子供向けの国旗アプリを作っている。世界地図を指でドラッグしてグリグリ動かす、あの当たり前の挙動を実装しようとして、私はAIと共に底なし沼にハマった。
相棒はClaude(Claude Code)。今をときめくAIペアプログラマーである。鼻歌交じりで「地図をドラッグできるようにして」と頼んだ。ここから地獄の幕が開くとは、原始のマンには知る由もなかった。
「直りました」(直っていない)
最初の実装はあっさり出てきた。DragGesture で @GestureState を更新する、教科書通りのコード。
だが実機で動かすと、指を離すまで地図が1ミリも動かない。離した瞬間にワープする。これではドラッグではない。瞬間移動である。範馬勇次郎の地下闘技場かと。
「ドラッグ中に動かないよ」と伝える。Claudeは即座に答える。
原因が分かりました。
@GestureStateの変化は SwiftUI の通常の描画サイクルをトリガーしないことがあります。TimelineView(.animation)で毎フレーム強制再描画します。
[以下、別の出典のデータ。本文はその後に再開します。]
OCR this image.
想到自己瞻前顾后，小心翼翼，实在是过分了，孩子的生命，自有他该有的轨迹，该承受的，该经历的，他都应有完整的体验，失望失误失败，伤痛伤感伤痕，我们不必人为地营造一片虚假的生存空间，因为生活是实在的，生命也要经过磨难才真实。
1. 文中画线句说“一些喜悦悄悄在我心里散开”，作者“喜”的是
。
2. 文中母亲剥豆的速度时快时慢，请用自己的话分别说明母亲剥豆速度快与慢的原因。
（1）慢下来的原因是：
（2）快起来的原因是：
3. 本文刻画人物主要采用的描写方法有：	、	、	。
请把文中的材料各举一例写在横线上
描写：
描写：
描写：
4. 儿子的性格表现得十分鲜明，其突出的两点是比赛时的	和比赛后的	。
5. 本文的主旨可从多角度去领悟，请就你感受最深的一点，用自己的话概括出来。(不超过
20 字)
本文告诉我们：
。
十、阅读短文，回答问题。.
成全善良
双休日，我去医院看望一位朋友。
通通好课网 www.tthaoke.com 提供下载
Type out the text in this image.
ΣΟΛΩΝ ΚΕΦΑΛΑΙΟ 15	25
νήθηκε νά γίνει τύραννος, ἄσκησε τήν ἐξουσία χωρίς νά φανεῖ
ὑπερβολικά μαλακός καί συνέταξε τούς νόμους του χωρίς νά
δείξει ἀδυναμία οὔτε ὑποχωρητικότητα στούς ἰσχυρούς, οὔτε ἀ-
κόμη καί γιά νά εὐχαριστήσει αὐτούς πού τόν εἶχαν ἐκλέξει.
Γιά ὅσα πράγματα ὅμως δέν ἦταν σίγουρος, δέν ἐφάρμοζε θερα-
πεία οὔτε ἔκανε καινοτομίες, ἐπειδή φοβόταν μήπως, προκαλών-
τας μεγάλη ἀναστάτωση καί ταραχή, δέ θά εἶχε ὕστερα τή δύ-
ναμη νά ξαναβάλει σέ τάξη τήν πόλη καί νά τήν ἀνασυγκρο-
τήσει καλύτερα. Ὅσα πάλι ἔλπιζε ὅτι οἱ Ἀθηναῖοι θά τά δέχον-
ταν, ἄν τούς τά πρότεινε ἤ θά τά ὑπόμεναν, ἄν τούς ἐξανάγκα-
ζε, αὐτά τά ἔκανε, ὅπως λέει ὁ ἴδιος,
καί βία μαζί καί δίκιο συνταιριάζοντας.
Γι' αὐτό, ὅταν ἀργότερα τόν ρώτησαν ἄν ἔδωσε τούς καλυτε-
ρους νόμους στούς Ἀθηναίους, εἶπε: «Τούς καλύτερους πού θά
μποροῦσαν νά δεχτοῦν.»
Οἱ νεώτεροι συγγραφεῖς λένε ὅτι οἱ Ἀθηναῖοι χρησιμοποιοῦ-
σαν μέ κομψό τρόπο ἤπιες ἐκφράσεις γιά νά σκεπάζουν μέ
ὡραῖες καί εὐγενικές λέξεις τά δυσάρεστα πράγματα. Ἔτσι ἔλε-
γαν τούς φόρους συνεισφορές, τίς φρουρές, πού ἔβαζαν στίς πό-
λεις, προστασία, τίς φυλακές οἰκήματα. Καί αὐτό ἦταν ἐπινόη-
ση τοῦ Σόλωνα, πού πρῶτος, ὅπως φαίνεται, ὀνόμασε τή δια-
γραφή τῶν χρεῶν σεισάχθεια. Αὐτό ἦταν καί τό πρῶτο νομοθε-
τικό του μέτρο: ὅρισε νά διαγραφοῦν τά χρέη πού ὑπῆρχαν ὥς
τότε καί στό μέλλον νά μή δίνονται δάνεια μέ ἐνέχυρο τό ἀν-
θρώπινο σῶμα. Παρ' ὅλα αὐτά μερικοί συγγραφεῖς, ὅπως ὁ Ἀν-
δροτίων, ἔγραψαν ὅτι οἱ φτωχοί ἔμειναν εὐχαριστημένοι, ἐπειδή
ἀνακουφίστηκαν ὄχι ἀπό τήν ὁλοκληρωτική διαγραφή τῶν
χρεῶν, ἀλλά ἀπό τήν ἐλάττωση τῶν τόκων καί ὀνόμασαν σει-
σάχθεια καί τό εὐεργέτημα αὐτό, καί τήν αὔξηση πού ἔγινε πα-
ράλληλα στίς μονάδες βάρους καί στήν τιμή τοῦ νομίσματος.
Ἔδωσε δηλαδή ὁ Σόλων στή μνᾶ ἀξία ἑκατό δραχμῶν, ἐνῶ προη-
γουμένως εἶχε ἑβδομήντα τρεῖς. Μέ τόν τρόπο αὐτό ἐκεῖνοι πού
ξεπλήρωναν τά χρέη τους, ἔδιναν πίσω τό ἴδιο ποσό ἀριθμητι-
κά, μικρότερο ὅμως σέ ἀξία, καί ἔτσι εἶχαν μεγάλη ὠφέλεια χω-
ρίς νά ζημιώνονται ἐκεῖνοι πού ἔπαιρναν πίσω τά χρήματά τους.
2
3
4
おお、それっぽい。TimelineView で包む。ビルド。
動かない。
「まだ動かない」と伝える。Claudeはまた即答する。今度は「PinchDetector(UIKit)が DragGesture と競合しています」と言い出す。なるほど。直す。
動かない。
このあたりでうっすら気づく。Claudeは「分かりました」と言うたびに、毎回ちがう犯人を自信満々に名指ししている。 刑事コロンボなら一発で真犯人を当てるところを、こちらは町の住人を片っ端から「お前が犯人だ」と指差している。
石斧で殴り合う
@GestureState を @State に変える。.onChanged で更新する。.id() で強制再描画する。.offset() でビューごと動かす。renderToken なる謎の変数まで導入される。
直っては別の場所が壊れ、壊れては直り、また「直りました」と宣言される。我々は石斧を持って洞窟の中で殴り合う原人であった。AIという最新鋭の道具を持ちながら、やっていることは旧石器時代と変わらない。
落合陽一なら「魔法」と呼ぶであろう最新技術。その魔法使いは、杖を振るたびに違う呪文を唱え、そのたびに城が少しずつ崩れていくのだった。
「同じの使えばいいのでは?」
何度目かの敗北のあと、私はふと言った。図鑑の地図(こちらは普通に動く)と、クイズの地図(動かない)は、同じ地図のはずである。
「同じクラス使えないの? DRYに反してない?」
すると Claude は、人が変わったように MercatorMapCanvas という共通コンポーネントを切り出し始めた。動く方の地図のジェスチャー構造を、動かない方に移植する。ビルド。
動いた。
数日間の戦いは、たった一言「同じの使えば?」で終わった。拍子抜けである。藤田晋に言わせれば「解決しがたい問題」だったはずが、である。
教訓:AIは「現物」を見ていない
なぜこうなったか。答えはシンプルで、Claudeは実機の画面を見ていない。
私が「動かない」と言うまで、Claudeにとってコードは常に「正しく書けている」。コンパイルが通れば勝ちなのだ。指を離すまで地図が動かないあの間抜けな挙動を、Claudeは一度も目撃していない。だから毎回ちがう犯人を推理する。証拠を見ずに推理する名探偵は、ただのよく喋る人である。
そして最後に効いた「同じの使えば?」。あの一言を、なぜ人間の側が言わねばならなかったのか。これは「現物を見ていない」だけでは説明のつかない、もう一段やっかいな話だ。
まとめ
| 場面 | AIの挙動 | 人間の仕事 |
|---|---|---|
| バグ報告 | 毎回ちがう犯人を自信満々に名指し | 実機で「本当に直ったか」を見る |
| 試行錯誤 | 言われた箇所を高速で直す | 「そもそも論」を投げる |
| 解決 | 「同じの使えば?」で即対応 | その一言を言ってやる |
AIの「直りました」は、「コードは書けました」の意味であって、「動きました」ではない。この翻訳さえ覚えておけば、AIペアプロはたいへん心強い。石斧は石斧でも、振り下ろすのがめっぽう速い石斧なのだ。
次回は「AIはDRYを自発しない」、つまりなぜ私が言うまで共通化しなかったのかを掘り下げます。
AIとは、現物を見ぬ名探偵と見つけたり。